Jez Butterworth’s Jerusalem
is a twenty-first century pastoral hymn to a mythic England ,
a country fast disappearing under the greedy clutches of urban sprawl and
gentrification, and is filled with an anarchic sense of life and carpe diem, of
grabbing life by the horns and riding it until it stops. Consider, then, that
the play was written in 2009, and despite being the subject of four subsequent
seasons in London ’s West End and on Broadway,
this is it’s Australian premiere production at Newtown ’s New
Theatre.
On Tom Bannerman’s
set – a corrugated crucible of iron and tin sheeting, wood, decaying creepers,
distant trees; an assortment of orphaned chairs and tables, a bar fridge, an
obliterated television – the various council workers, hangers-on, misfits,
eccentrics and no-hopers congregate and deliberate, some coruscating like
diamonds, others meandering like worms through the soil. It’s a heady, intense
and robust play, and so are the set and costumes (by Jennifer Ham) – and I
suppose it’s no coincidence that ‘Rooster’ is seen as a Robin Hood figure, the
very stuff legends are made of, especially on a day like St George’s Day.
There’s an almost
religious fervour, a zeal, to Butterworth’s writing, and I imagine the play as
being what could’ve happened if Falstaff had walked out of the end of Henry IV with his entourage and ended up
in Sherwood Forest with Robin Hood during Thatcher’s Britain and stayed there
for thirty-odd years. But as performed by Nicholas Eadie, ‘Rooster’ Byron felt
flat, less a legend or a phenomenon, than a slightly exaggerated cardboard
cut-out of a legend. Under his shuffling stumbling gait and mumbled voice, it
was very hard to glimpse the enigmatic and chameleonic myth of a man, or even
just the man called Johnny Byron. Butterworth’s ‘Rooster’, even on the page,
has a magnetism to him, there is a sincere believability to him, even though
you know some of his outlandish tales are surely little more than
cock-and-bull; you believe him, despite his tendency towards hyperbole, and if
anything, it is this unflagging devilish capriciousness that endears him to an
audience. Sadly, Eadie had none of that. There was a moment, in the preview
performance, when ‘Rooster’ hands Dawn a mobile phone; however, Eadie had
misplaced the phone and totally in-character said, ‘You’ll have to mime the
phone, I’ve left it in the dressing room.’ Only as the audience saw that they
were indeed miming the phone, and the scene carried on barely without a glitch,
did I get a glimpse of what Eadie’s ‘Rooster’ could have been. There might be a
reason for this less than complete performance of his character, or it could
simply be the fact it was a preview performance, but it felt that ‘Rooster’ was
only an act at best, that he was just spouting lines, without any belief,
anarchic delight, or real investment in the character.
The rest of the
cast, comprised of mostly younger actors, were superb, and in many ways carried
Eadie’s character, compensated for him, tried to bring him up. From Anna
Chase’s opening a capella rendition of Sir Hubert Parry’s anthemic Jerusalem, to the various scenes of revelry outside ‘Rooster’ Byron’s
hut, Peter McAllum’s whimsical stories as Professor, and the performance of the
young actor playing his son, Marky, there was never really a dull moment
between them, from any of them.
As the Kennet and
Avon Council move to forcibly evict this squatter, this ‘Jack-in-the-green,’

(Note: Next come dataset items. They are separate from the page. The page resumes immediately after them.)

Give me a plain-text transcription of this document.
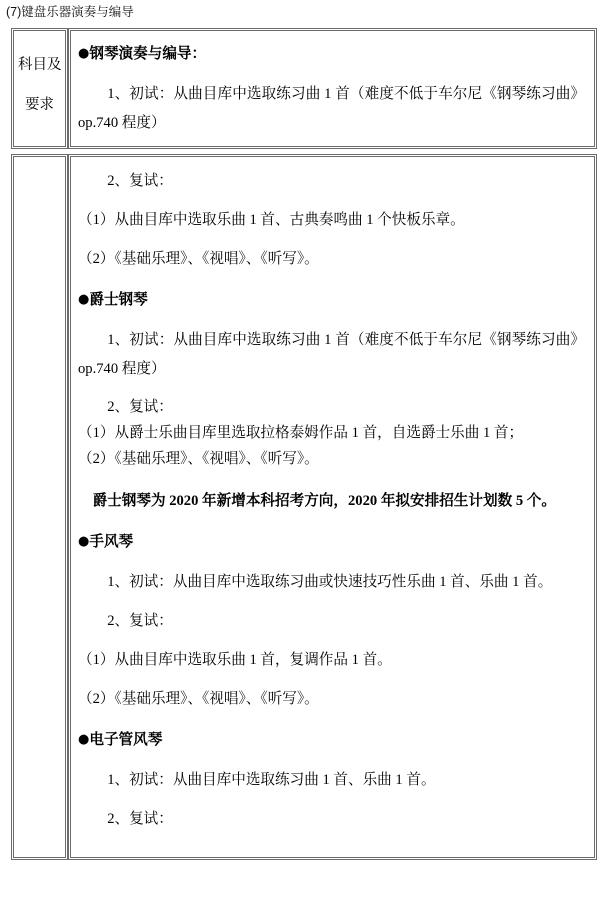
(7)键盘乐器演奏与编导
科目及
要求

●钢琴演奏与编导：

1、初试：从曲目库中选取练习曲 1 首（难度不低于车尔尼《钢琴练习曲》op.740 程度）

2、复试：

（1）从曲目库中选取乐曲 1 首、古典奏鸣曲 1 个快板乐章。

（2）《基础乐理》、《视唱》、《听写》。

●爵士钢琴

1、初试：从曲目库中选取练习曲 1 首（难度不低于车尔尼《钢琴练习曲》op.740 程度）

2、复试：

（1）从爵士乐曲目库里选取拉格泰姆作品 1 首，自选爵士乐曲 1 首；

（2）《基础乐理》、《视唱》、《听写》。

爵士钢琴为 2020 年新增本科招考方向，2020 年拟安排招生计划数 5 个。

●手风琴

1、初试：从曲目库中选取练习曲或快速技巧性乐曲 1 首、乐曲 1 首。

2、复试：

（1）从曲目库中选取乐曲 1 首，复调作品 1 首。

（2）《基础乐理》、《视唱》、《听写》。

●电子管风琴

1、初试：从曲目库中选取练习曲 1 首、乐曲 1 首。

2、复试：
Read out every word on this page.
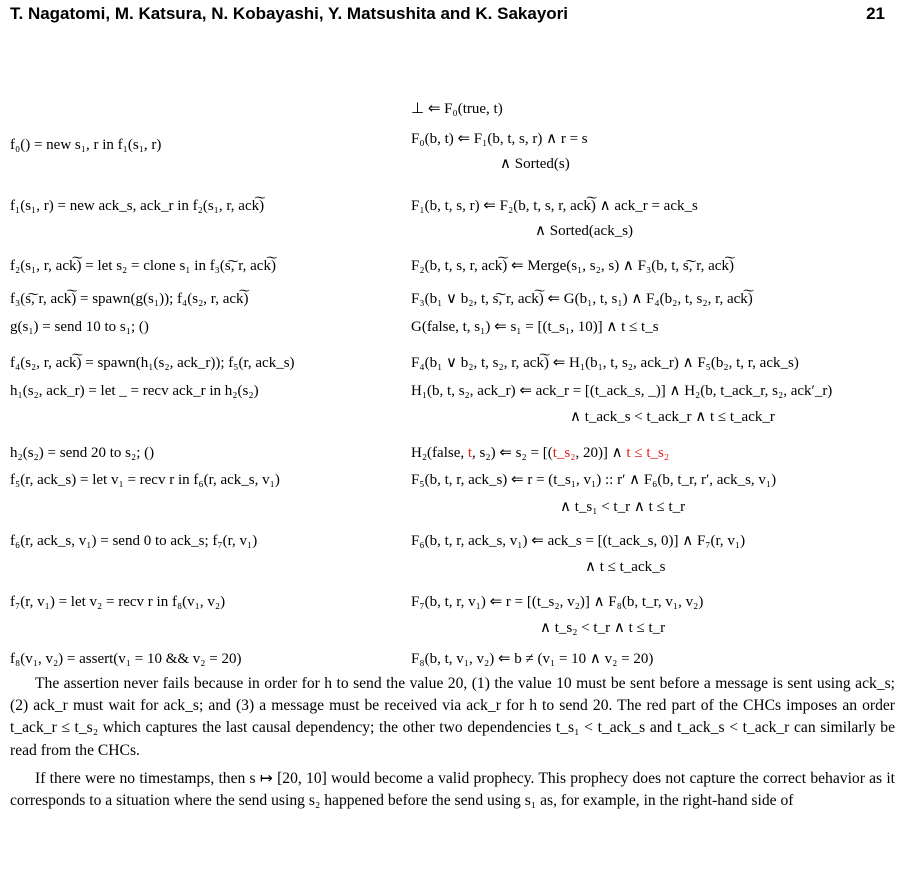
T. Nagatomi, M. Katsura, N. Kobayashi, Y. Matsushita and K. Sakayori	21
f₀() = new s₁, r in f₁(s₁, r)
f₁(s₁, r) = new ack_s, ack_r in f₂(s₁, r, ack͠)
f₂(s₁, r, ack͠) = let s₂ = clone s₁ in f₃(s͠, r, ack͠)
f₃(s͠, r, ack͠) = spawn(g(s₁)); f₄(s₂, r, ack͠)
g(s₁) = send 10 to s₁; ()
f₄(s₂, r, ack͠) = spawn(h₁(s₂, ack_r)); f₅(r, ack_s)
h₁(s₂, ack_r) = let _ = recv ack_r in h₂(s₂)
h₂(s₂) = send 20 to s₂; ()
f₅(r, ack_s) = let v₁ = recv r in f₆(r, ack_s, v₁)
f₆(r, ack_s, v₁) = send 0 to ack_s; f₇(r, v₁)
f₇(r, v₁) = let v₂ = recv r in f₈(v₁, v₂)
f₈(v₁, v₂) = assert(v₁ = 10 && v₂ = 20)
⊥ ⇐ F₀(true, t)
F₀(b, t) ⇐ F₁(b, t, s, r) ∧ r = s
∧ Sorted(s)
F₁(b, t, s, r) ⇐ F₂(b, t, s, r, ack͠) ∧ ack_r = ack_s
∧ Sorted(ack_s)
F₂(b, t, s, r, ack͠) ⇐ Merge(s₁, s₂, s) ∧ F₃(b, t, s͠, r, ack͠)
F₃(b₁ ∨ b₂, t, s͠, r, ack͠) ⇐ G(b₁, t, s₁) ∧ F₄(b₂, t, s₂, r, ack͠)
G(false, t, s₁) ⇐ s₁ = [(t_s₁, 10)] ∧ t ≤ t_s
F₄(b₁ ∨ b₂, t, s₂, r, ack͠) ⇐ H₁(b₁, t, s₂, ack_r) ∧ F₅(b₂, t, r, ack_s)
H₁(b, t, s₂, ack_r) ⇐ ack_r = [(t_ack_s, _)] ∧ H₂(b, t_ack_r, s₂, ack′_r)
∧ t_ack_s < t_ack_r ∧ t ≤ t_ack_r
H₂(false, t, s₂) ⇐ s₂ = [(t_s₂, 20)] ∧ t ≤ t_s₂
F₅(b, t, r, ack_s) ⇐ r = (t_s₁, v₁) :: r′ ∧ F₆(b, t_r, r′, ack_s, v₁)
∧ t_s₁ < t_r ∧ t ≤ t_r
F₆(b, t, r, ack_s, v₁) ⇐ ack_s = [(t_ack_s, 0)] ∧ F₇(r, v₁)
∧ t ≤ t_ack_s
F₇(b, t, r, v₁) ⇐ r = [(t_s₂, v₂)] ∧ F₈(b, t_r, v₁, v₂)
∧ t_s₂ < t_r ∧ t ≤ t_r
F₈(b, t, v₁, v₂) ⇐ b ≠ (v₁ = 10 ∧ v₂ = 20)

The assertion never fails because in order for h to send the value 20, (1) the value 10 must be sent before a message is sent using ack_s; (2) ack_r must wait for ack_s; and (3) a message must be received via ack_r for h to send 20. The red part of the CHCs imposes an order t_ack_r ≤ t_s₂ which captures the last causal dependency; the other two dependencies t_s₁ < t_ack_s and t_ack_s < t_ack_r can similarly be read from the CHCs.

If there were no timestamps, then s ↦ [20, 10] would become a valid prophecy. This prophecy does not capture the correct behavior as it corresponds to a situation where the send using s₂ happened before the send using s₁ as, for example, in the right-hand side of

they are literally moving to “[exorcise] its monsters… [preparing] to slay the
dragon in his lair,” as Julia Boll notes in her essay, The Sacred
Dragon in the Woods. It is a way for a society to purge itself of its
scapegoat, the person who has ‘infected’ the community. In the same way that
we, as humans, are drawn to myths and legends and stories as a source of
courage, succour, shelter and refuge, so too are the youth of Wiltshire drawn
to ‘Rooster’ Byron’s glade, “because he fuels their desires and allows them to
feel at the same time recklessly wild and utterly safe in the woods.”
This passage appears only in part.